Three years ago Kat, 33, and her partner moved from Vancouver to Squamish to escape the high cost of housing in the city and begin saving for a down payment. For the first year, the plan worked: they were able to rent a lovely home that allowed pets – one of her passions. Then Squamish began to boom.
Cashing in on the soaring real estate market, Kat’s landlords decided to sell, leaving Kat and her partner to find a new home for themselves and their pets.
With vacancy rates approaching zero, finding a rental unit is tough for anyone. But when you have pets, it’s nearly impossible. “There’s a lot of discrimination here in the rental market,” Kat explains. “Having four animals, it’s very looked down upon. Having one animal is tough enough, never mind telling someone you have four.”

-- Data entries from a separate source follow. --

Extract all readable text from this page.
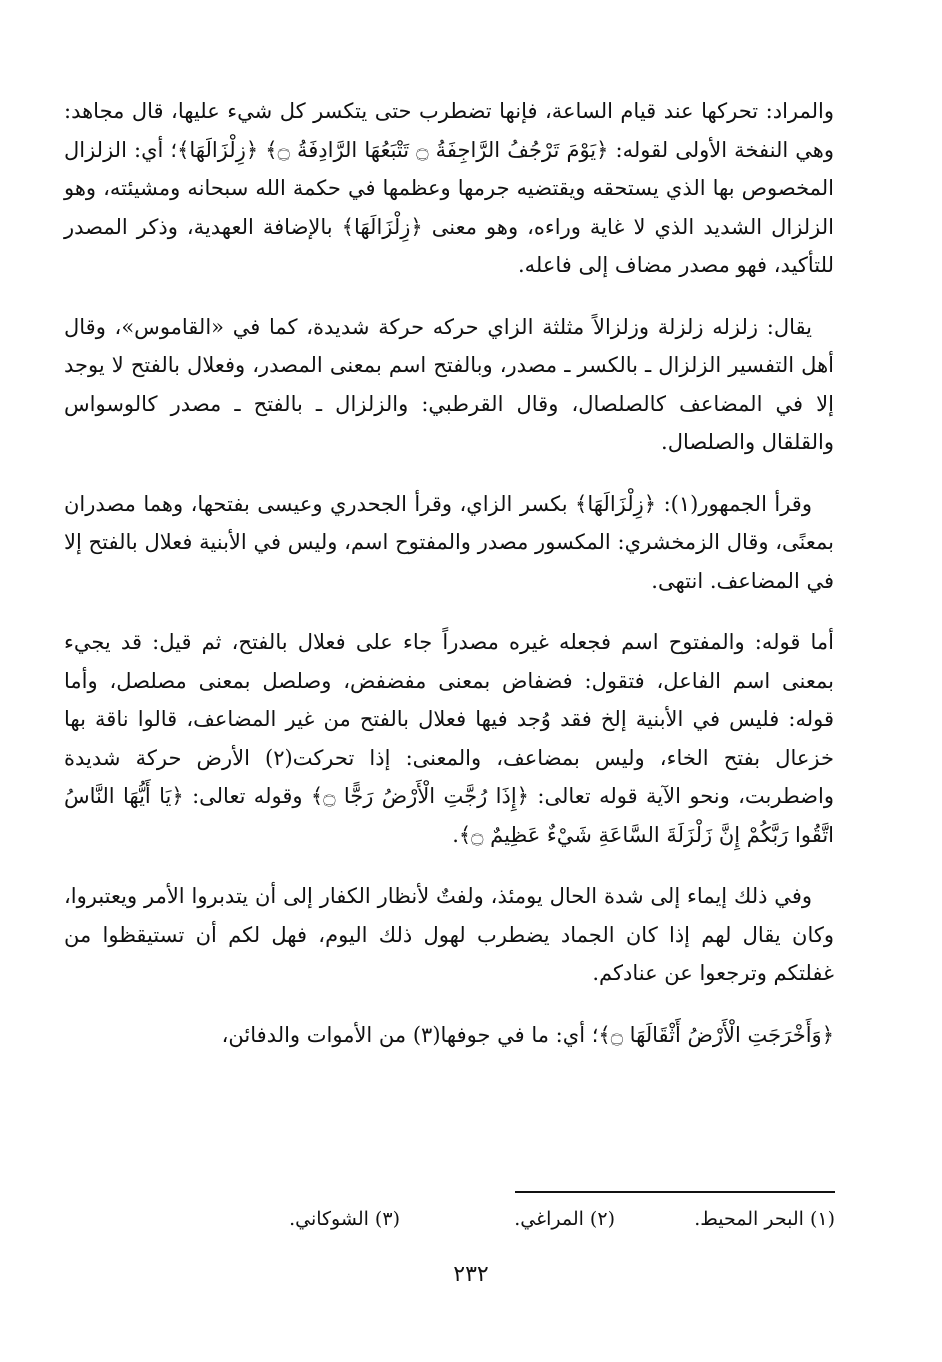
والمراد: تحركها عند قيام الساعة، فإنها تضطرب حتى يتكسر كل شيء عليها، قال مجاهد: وهي النفخة الأولى لقوله: ﴿يَوْمَ تَرْجُفُ الرَّاجِفَةُ ۝ تَتْبَعُهَا الرَّادِفَةُ ۝﴾ ﴿زِلْزَالَهَا﴾؛ أي: الزلزال المخصوص بها الذي يستحقه ويقتضيه جرمها وعظمها في حكمة الله سبحانه ومشيئته، وهو الزلزال الشديد الذي لا غاية وراءه، وهو معنى ﴿زِلْزَالَهَا﴾ بالإضافة العهدية، وذكر المصدر للتأكيد، فهو مصدر مضاف إلى فاعله.

يقال: زلزله زلزلة وزلزالاً مثلثة الزاي حركه حركة شديدة، كما في «القاموس»، وقال أهل التفسير الزلزال ـ بالكسر ـ مصدر، وبالفتح اسم بمعنى المصدر، وفعلال بالفتح لا يوجد إلا في المضاعف كالصلصال، وقال القرطبي: والزلزال ـ بالفتح ـ مصدر كالوسواس والقلقال والصلصال.

وقرأ الجمهور(١): ﴿زِلْزَالَهَا﴾ بكسر الزاي، وقرأ الجحدري وعيسى بفتحها، وهما مصدران بمعنًى، وقال الزمخشري: المكسور مصدر والمفتوح اسم، وليس في الأبنية فعلال بالفتح إلا في المضاعف. انتهى.

أما قوله: والمفتوح اسم فجعله غيره مصدراً جاء على فعلال بالفتح، ثم قيل: قد يجيء بمعنى اسم الفاعل، فتقول: فضفاض بمعنى مفضفض، وصلصل بمعنى مصلصل، وأما قوله: فليس في الأبنية إلخ فقد وُجد فيها فعلال بالفتح من غير المضاعف، قالوا ناقة بها خزعال بفتح الخاء، وليس بمضاعف، والمعنى: إذا تحركت(٢) الأرض حركة شديدة واضطربت، ونحو الآية قوله تعالى: ﴿إِذَا رُجَّتِ الْأَرْضُ رَجًّا ۝﴾ وقوله تعالى: ﴿يَا أَيُّهَا النَّاسُ اتَّقُوا رَبَّكُمْ إِنَّ زَلْزَلَةَ السَّاعَةِ شَيْءٌ عَظِيمٌ ۝﴾.

وفي ذلك إيماء إلى شدة الحال يومئذ، ولفتٌ لأنظار الكفار إلى أن يتدبروا الأمر ويعتبروا، وكان يقال لهم إذا كان الجماد يضطرب لهول ذلك اليوم، فهل لكم أن تستيقظوا من غفلتكم وترجعوا عن عنادكم.

﴿وَأَخْرَجَتِ الْأَرْضُ أَثْقَالَهَا ۝﴾؛ أي: ما في جوفها(٣) من الأموات والدفائن،

(١) البحر المحيط.
(٢) المراغي.
(٣) الشوكاني.
٢٣٢
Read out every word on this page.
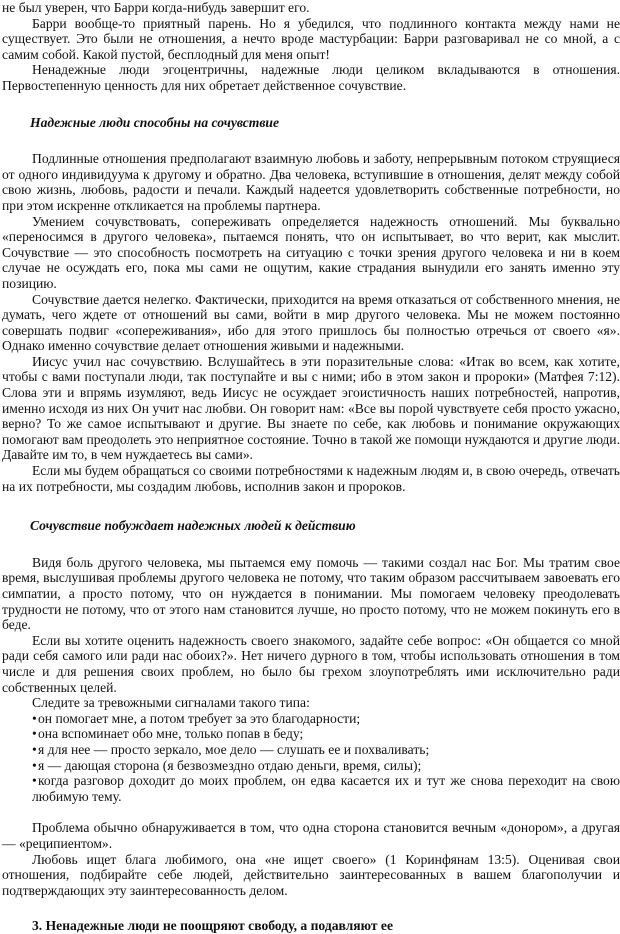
не был уверен, что Барри когда-нибудь завершит его.

Барри вообще-то приятный парень. Но я убедился, что подлинного контакта между нами не существует. Это были не отношения, а нечто вроде мастурбации: Барри разговаривал не со мной, а с самим собой. Какой пустой, бесплодный для меня опыт!

Ненадежные люди эгоцентричны, надежные люди целиком вкладываются в отношения. Первостепенную ценность для них обретает действенное сочувствие.

Надежные люди способны на сочувствие

Подлинные отношения предполагают взаимную любовь и заботу, непрерывным потоком струящиеся от одного индивидуума к другому и обратно. Два человека, вступившие в отношения, делят между собой свою жизнь, любовь, радости и печали. Каждый надеется удовлетворить собственные потребности, но при этом искренне откликается на проблемы партнера.

Умением сочувствовать, сопереживать определяется надежность отношений. Мы буквально «переносимся в другого человека», пытаемся понять, что он испытывает, во что верит, как мыслит. Сочувствие — это способность посмотреть на ситуацию с точки зрения другого человека и ни в коем случае не осуждать его, пока мы сами не ощутим, какие страдания вынудили его занять именно эту позицию.

Сочувствие дается нелегко. Фактически, приходится на время отказаться от собственного мнения, не думать, чего ждете от отношений вы сами, войти в мир другого человека. Мы не можем постоянно совершать подвиг «сопереживания», ибо для этого пришлось бы полностью отречься от своего «я». Однако именно сочувствие делает отношения живыми и надежными.

Иисус учил нас сочувствию. Вслушайтесь в эти поразительные слова: «Итак во всем, как хотите, чтобы с вами поступали люди, так поступайте и вы с ними; ибо в этом закон и пророки» (Матфея 7:12). Слова эти и впрямь изумляют, ведь Иисус не осуждает эгоистичность наших потребностей, напротив, именно исходя из них Он учит нас любви. Он говорит нам: «Все вы порой чувствуете себя просто ужасно, верно? То же самое испытывают и другие. Вы знаете по себе, как любовь и понимание окружающих помогают вам преодолеть это неприятное состояние. Точно в такой же помощи нуждаются и другие люди. Давайте им то, в чем нуждаетесь вы сами».

Если мы будем обращаться со своими потребностями к надежным людям и, в свою очередь, отвечать на их потребности, мы создадим любовь, исполнив закон и пророков.

Сочувствие побуждает надежных людей к действию

Видя боль другого человека, мы пытаемся ему помочь — такими создал нас Бог. Мы тратим свое время, выслушивая проблемы другого человека не потому, что таким образом рассчитываем завоевать его симпатии, а просто потому, что он нуждается в понимании. Мы помогаем человеку преодолевать трудности не потому, что от этого нам становится лучше, но просто потому, что не можем покинуть его в беде.

Если вы хотите оценить надежность своего знакомого, задайте себе вопрос: «Он общается со мной ради себя самого или ради нас обоих?». Нет ничего дурного в том, чтобы использовать отношения в том числе и для решения своих проблем, но было бы грехом злоупотреблять ими исключительно ради собственных целей.

Следите за тревожными сигналами такого типа:

•он помогает мне, а потом требует за это благодарности;
•она вспоминает обо мне, только попав в беду;
•я для нее — просто зеркало, мое дело — слушать ее и похваливать;
•я — дающая сторона (я безвозмездно отдаю деньги, время, силы);
•когда разговор доходит до моих проблем, он едва касается их и тут же снова переходит на свою любимую тему.

Проблема обычно обнаруживается в том, что одна сторона становится вечным «донором», а другая — «реципиентом».

Любовь ищет блага любимого, она «не ищет своего» (1 Коринфянам 13:5). Оценивая свои отношения, подбирайте себе людей, действительно заинтересованных в вашем благополучии и подтверждающих эту заинтересованность делом.

3. Ненадежные люди не поощряют свободу, а подавляют ее
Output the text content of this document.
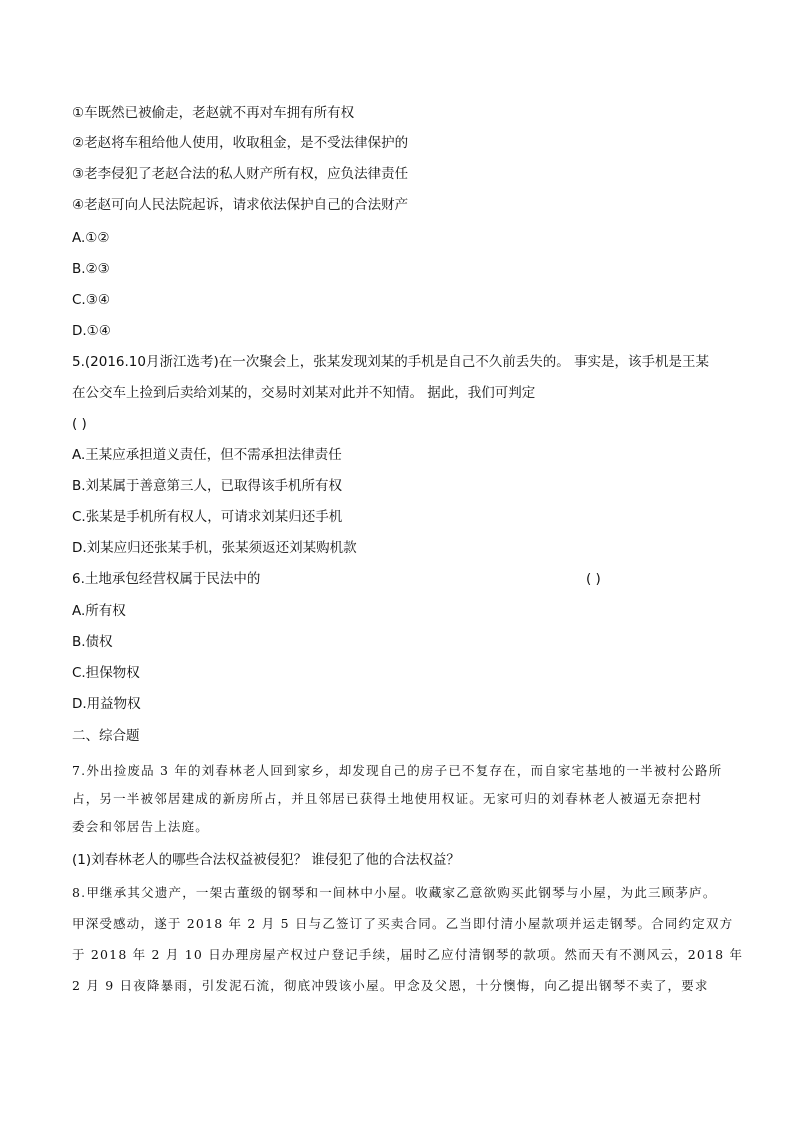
①车既然已被偷走，老赵就不再对车拥有所有权
②老赵将车租给他人使用，收取租金，是不受法律保护的
③老李侵犯了老赵合法的私人财产所有权，应负法律责任
④老赵可向人民法院起诉，请求依法保护自己的合法财产
A.①②
B.②③
C.③④
D.①④
5.(2016.10月浙江选考)在一次聚会上，张某发现刘某的手机是自己不久前丢失的。 事实是，该手机是王某
在公交车上捡到后卖给刘某的，交易时刘某对此并不知情。 据此，我们可判定
( )
A.王某应承担道义责任，但不需承担法律责任
B.刘某属于善意第三人，已取得该手机所有权
C.张某是手机所有权人，可请求刘某归还手机
D.刘某应归还张某手机，张某须返还刘某购机款
6.土地承包经营权属于民法中的	( )
A.所有权
B.债权
C.担保物权
D.用益物权
二、综合题
7.外出捡废品 3 年的刘春林老人回到家乡，却发现自己的房子已不复存在，而自家宅基地的一半被村公路所
占，另一半被邻居建成的新房所占，并且邻居已获得土地使用权证。无家可归的刘春林老人被逼无奈把村
委会和邻居告上法庭。
(1)刘春林老人的哪些合法权益被侵犯？ 谁侵犯了他的合法权益？
8.甲继承其父遗产，一架古董级的钢琴和一间林中小屋。收藏家乙意欲购买此钢琴与小屋，为此三顾茅庐。
甲深受感动，遂于 2018 年 2 月 5 日与乙签订了买卖合同。乙当即付清小屋款项并运走钢琴。合同约定双方
于 2018 年 2 月 10 日办理房屋产权过户登记手续，届时乙应付清钢琴的款项。然而天有不测风云，2018 年
2 月 9 日夜降暴雨，引发泥石流，彻底冲毁该小屋。甲念及父恩，十分懊悔，向乙提出钢琴不卖了，要求
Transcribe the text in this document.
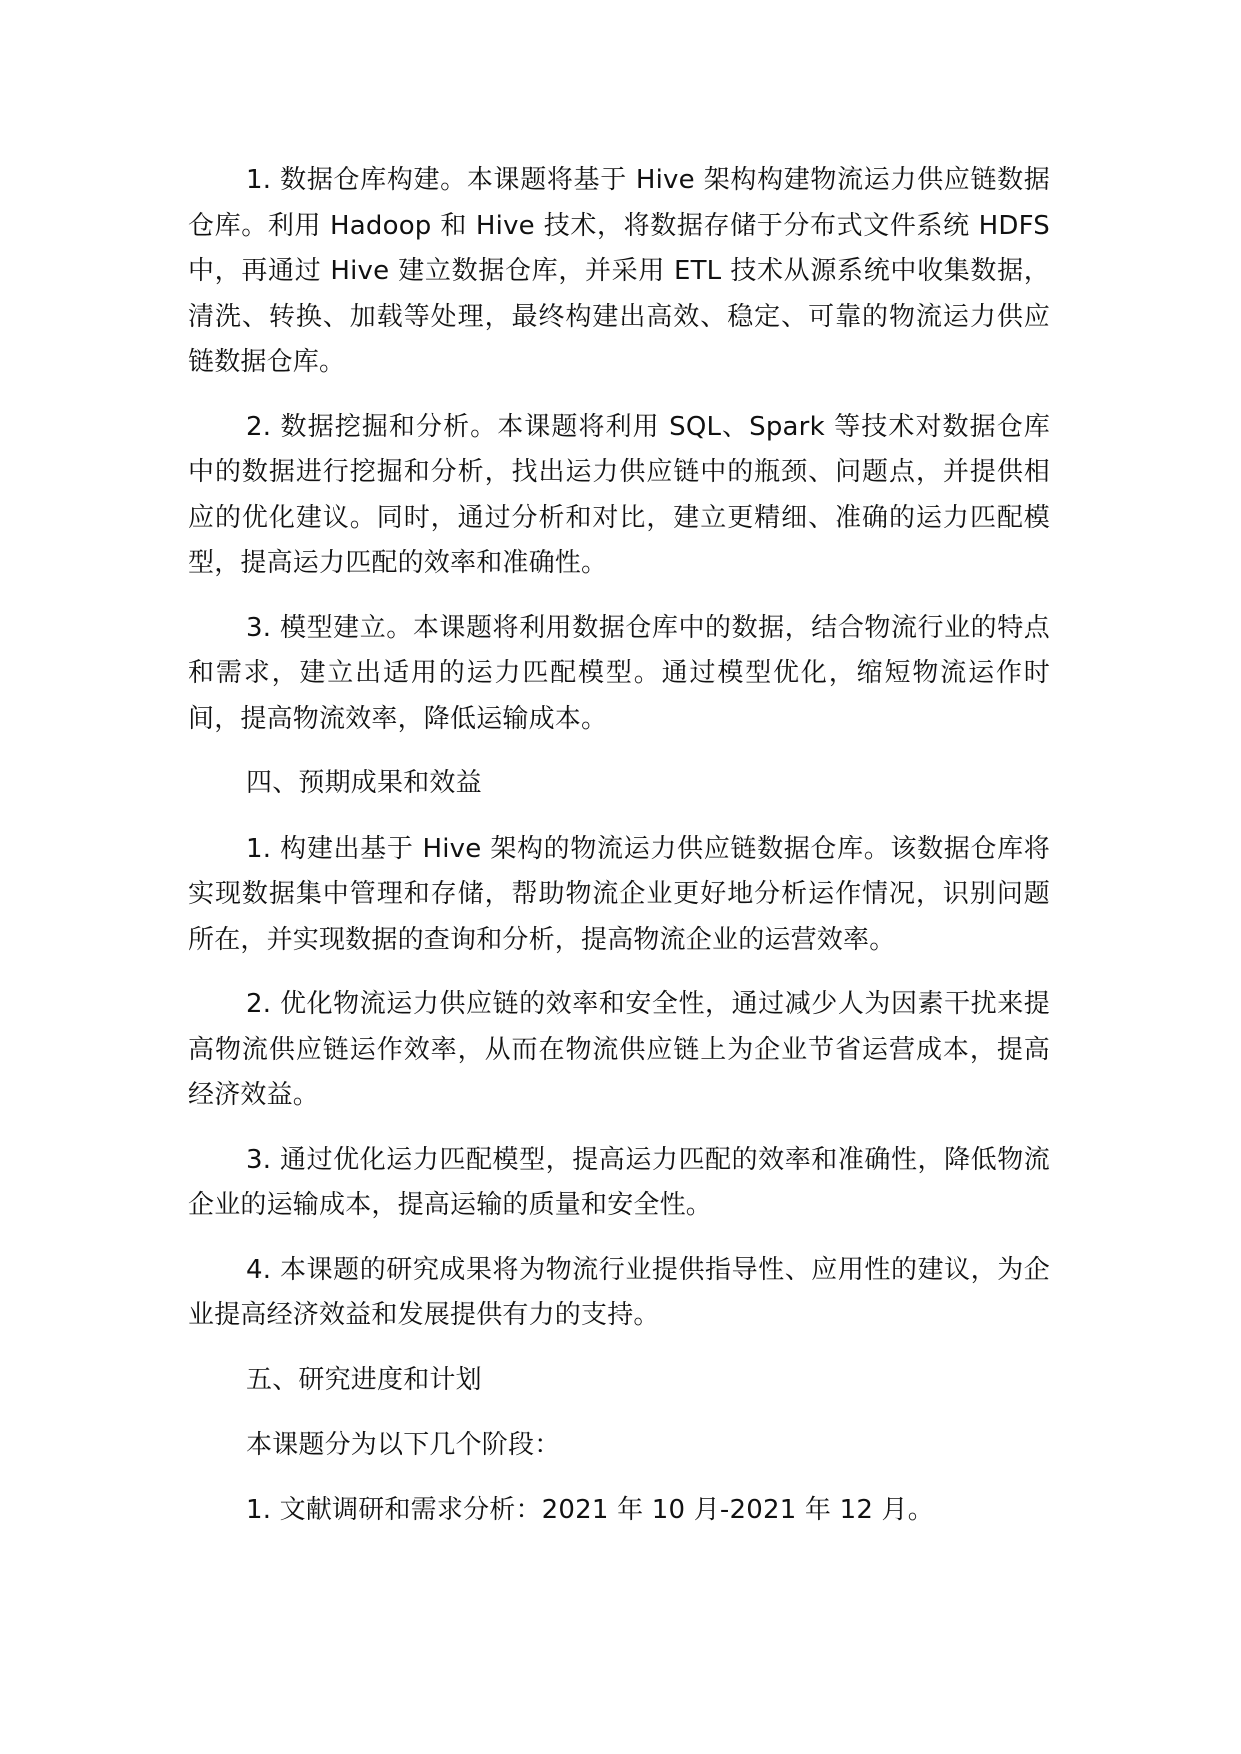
1. 数据仓库构建。本课题将基于 Hive 架构构建物流运力供应链数据仓库。利用 Hadoop 和 Hive 技术，将数据存储于分布式文件系统 HDFS 中，再通过 Hive 建立数据仓库，并采用 ETL 技术从源系统中收集数据，清洗、转换、加载等处理，最终构建出高效、稳定、可靠的物流运力供应链数据仓库。

2. 数据挖掘和分析。本课题将利用 SQL、Spark 等技术对数据仓库中的数据进行挖掘和分析，找出运力供应链中的瓶颈、问题点，并提供相应的优化建议。同时，通过分析和对比，建立更精细、准确的运力匹配模型，提高运力匹配的效率和准确性。

3. 模型建立。本课题将利用数据仓库中的数据，结合物流行业的特点和需求，建立出适用的运力匹配模型。通过模型优化，缩短物流运作时间，提高物流效率，降低运输成本。

四、预期成果和效益

1. 构建出基于 Hive 架构的物流运力供应链数据仓库。该数据仓库将实现数据集中管理和存储，帮助物流企业更好地分析运作情况，识别问题所在，并实现数据的查询和分析，提高物流企业的运营效率。

2. 优化物流运力供应链的效率和安全性，通过减少人为因素干扰来提高物流供应链运作效率，从而在物流供应链上为企业节省运营成本，提高经济效益。

3. 通过优化运力匹配模型，提高运力匹配的效率和准确性，降低物流企业的运输成本，提高运输的质量和安全性。

4. 本课题的研究成果将为物流行业提供指导性、应用性的建议，为企业提高经济效益和发展提供有力的支持。

五、研究进度和计划

本课题分为以下几个阶段：

1. 文献调研和需求分析：2021 年 10 月-2021 年 12 月。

Eventually, Kat and her partner settled on a trailer outside of town as a temporary measure, where the landlord allowed pets.
Today, that temporary arrangement feels like a trap. “I can’t move back to Squamish, there’s nothing available. I’m stuck living in a crappy doublewide with tarps on the roof.”
With nothing to rent, the only option left is to buy. This is made all the more difficult in a tight rental market. Currently, rents are so high that “you’re paying their mortgage plus some,” observes Kat. “Which isn’t fair, because there’s no way to save up for a down payment when you’re paying that much per month. There’s no possible way for you to attain any kind of savings.”
And that’s on top of paying off student loans from nine years of school.
Like most of her friends, Kat graduated from high school at a time when it was expected that most would go to postsecondary or university. “In high school it was like ‘you have to go to college or university.’ Ok, fine. And they were like don’t worry, if you don’t have money there’s student loans. And there’s good jobs once you go through that.”
So Kat took on student loans to attend university, only to discover that the promised jobs didn’t magically appear. Instead, she pursued additional training in Traditional Chinese Medicine – taking on more debt in the process. Now that Kat has completed her studies she makes decent money, but still feels that she’ll be paying off her student loans for the rest of her life. “And I still can’t buy a house.”
Kat’s not alone in feeling the squeeze. Her friends are leaving Vancouver in search of affordable housing. Many move the other direction, towards the Fraser Valley, making visiting all the more difficult. But few escape the trials of renting. Some even report that landlords reject their applications on the grounds they have children.
These stories are typical of younger Canadians. With higher education, lower incomes, and housing that costs many times more than a generation ago, it’s no wonder that so many younger Canadians are giving up the dream of owning their own home.
Since no one feels good giving up on dreams, Kat was glad to learn about Generation Squeeze. She feels better knowing it’s not her fault that earnings are down for young people while housing prices have skyrocketed.
And she feels more hopeful too. Hopeful learning from Generation Squeeze that there are policy solutions to keep home prices in reach, while ensuring other costs like student debt and child care don’t keep adding up to second and third mortgage payments.